- Born: 10 September 1932 Oliyagaon, Almora, United Provinces, British India
- Died: 4 October 2022 (aged 90)
- Occupations: Novelist, poet
- Writing career
- Notable works: Dajyu, Kosi Ka Ghatwar

= Shekhar Joshi =

Indian writer (1932–2022)

Shekhar Joshi (10 September 1932 – 4 October 2022) was an Indian Hindi author, who was also known for his insight into the culture, traditions and lifestyles of people of Uttarakhand. With Shailesh Matiyani, he created a composite image of ethos of Kumaon. His best-known works are Dajyu (Big Brother) and Kosi Ka Ghatwar (The Miller of Kosi). Along with Sumitranandan Pant, he is considered to be the most influential writer of Kumaon.

==Biography==
Shekhar Joshi was born on 10 September 1932 in the village of Oliyagaon, Almora district, Uttarakhand. His family were farmers and he received his early education at Dehradun and Ajmer. While studying in intermediate school, he was selected for entry to the Defence Institute of IMA. He worked there from 1955 to 1986, when he resigned to take up full-time writing.

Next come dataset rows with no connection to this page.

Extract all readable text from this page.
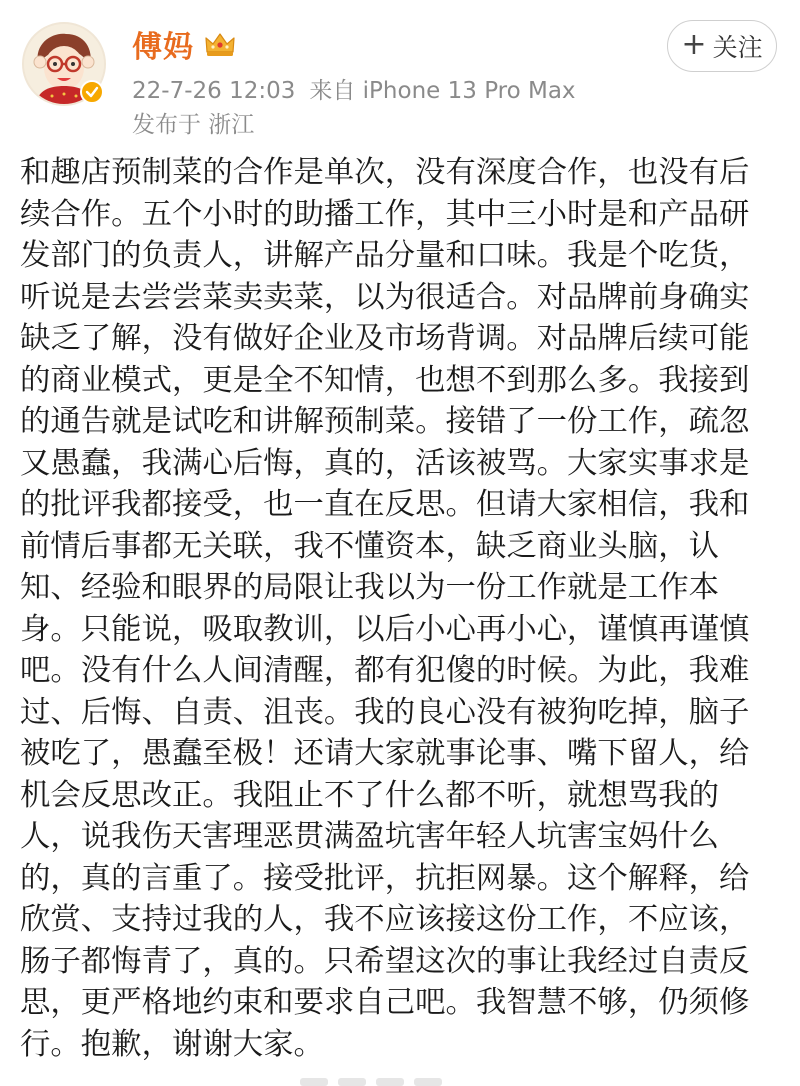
傅妈
22-7-26 12:03 来自 iPhone 13 Pro Max
发布于 浙江
+ 关注
和趣店预制菜的合作是单次，没有深度合作，也没有后
续合作。五个小时的助播工作，其中三小时是和产品研
发部门的负责人，讲解产品分量和口味。我是个吃货，
听说是去尝尝菜卖卖菜，以为很适合。对品牌前身确实
缺乏了解，没有做好企业及市场背调。对品牌后续可能
的商业模式，更是全不知情，也想不到那么多。我接到
的通告就是试吃和讲解预制菜。接错了一份工作，疏忽
又愚蠢，我满心后悔，真的，活该被骂。大家实事求是
的批评我都接受，也一直在反思。但请大家相信，我和
前情后事都无关联，我不懂资本，缺乏商业头脑，认
知、经验和眼界的局限让我以为一份工作就是工作本
身。只能说，吸取教训，以后小心再小心，谨慎再谨慎
吧。没有什么人间清醒，都有犯傻的时候。为此，我难
过、后悔、自责、沮丧。我的良心没有被狗吃掉，脑子
被吃了，愚蠢至极！还请大家就事论事、嘴下留人，给
机会反思改正。我阻止不了什么都不听，就想骂我的
人，说我伤天害理恶贯满盈坑害年轻人坑害宝妈什么
的，真的言重了。接受批评，抗拒网暴。这个解释，给
欣赏、支持过我的人，我不应该接这份工作，不应该，
肠子都悔青了，真的。只希望这次的事让我经过自责反
思，更严格地约束和要求自己吧。我智慧不够，仍须修
行。抱歉，谢谢大家。
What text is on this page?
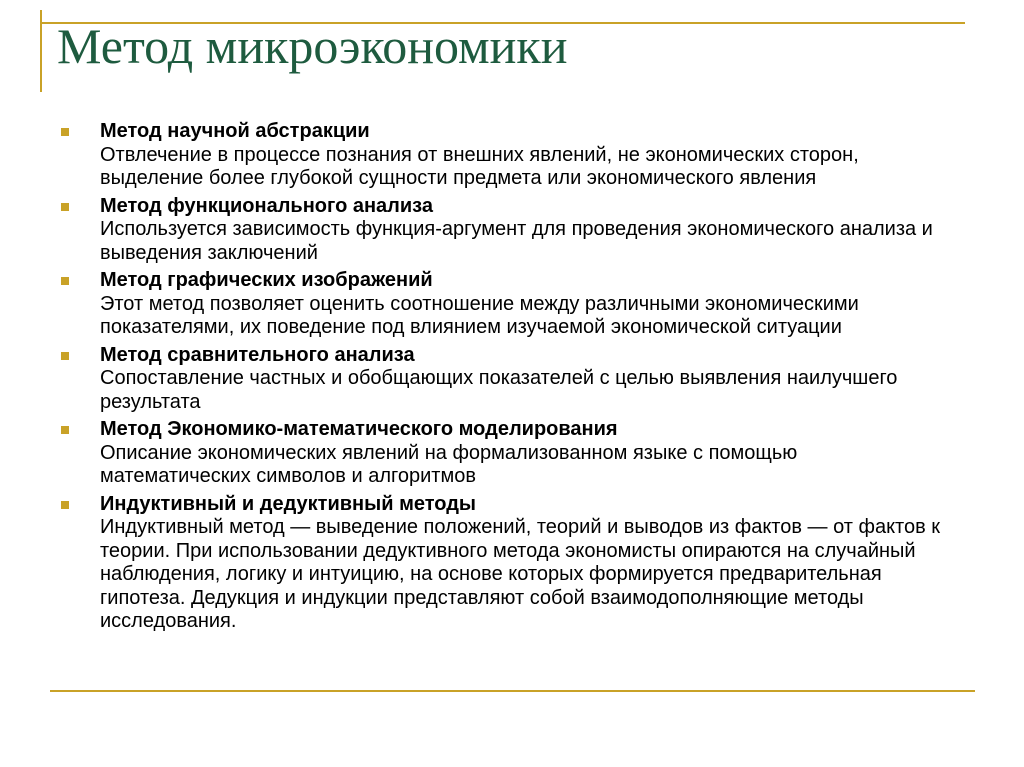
Метод микроэкономики
Метод научной абстракции
Отвлечение в процессе познания от внешних явлений, не экономических сторон, выделение более глубокой сущности предмета или экономического явления
Метод функционального анализа
Используется зависимость функция-аргумент для проведения экономического анализа и выведения заключений
Метод графических изображений
Этот метод позволяет оценить соотношение между различными экономическими показателями, их поведение под влиянием изучаемой экономической ситуации
Метод сравнительного анализа
Сопоставление частных и обобщающих показателей с целью выявления наилучшего результата
Метод Экономико-математического моделирования
Описание экономических явлений на формализованном языке с помощью математических символов и алгоритмов
Индуктивный и дедуктивный методы
Индуктивный метод — выведение положений, теорий и выводов из фактов — от фактов к теории. При использовании дедуктивного метода экономисты опираются на случайный наблюдения, логику и интуицию, на основе которых формируется предварительная гипотеза. Дедукция и индукции представляют собой взаимодополняющие методы исследования.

Joshi's acclaimed story, Dajyu has been made into a children’s film by the Children's Film Society of India. Kosi Ka Ghatwar and many other stories have been translated into English, Russian, Czech, Polish and Japanese.

==Bibliography==
- 10 Pratinidhi Kahaniyan (Hindi), ISBN 978-81-267-0314-2.
- Naurangi Bimar Hai Rajkamal Publications.
- The Miller of Kosi Modern Hindi Short Stories; translated by Jai Ratan. New Delhi, Srishti, 2003, Chapter 5. ISBN 81-88575-18-6.
- Bachche Ka Sapna 2004 (Hindi). ISBN 81-86209-44-1.
- Dangri Vale 1998.
- Mera Pahar
- "Big Brother" (Dajyu), Andersen 1994.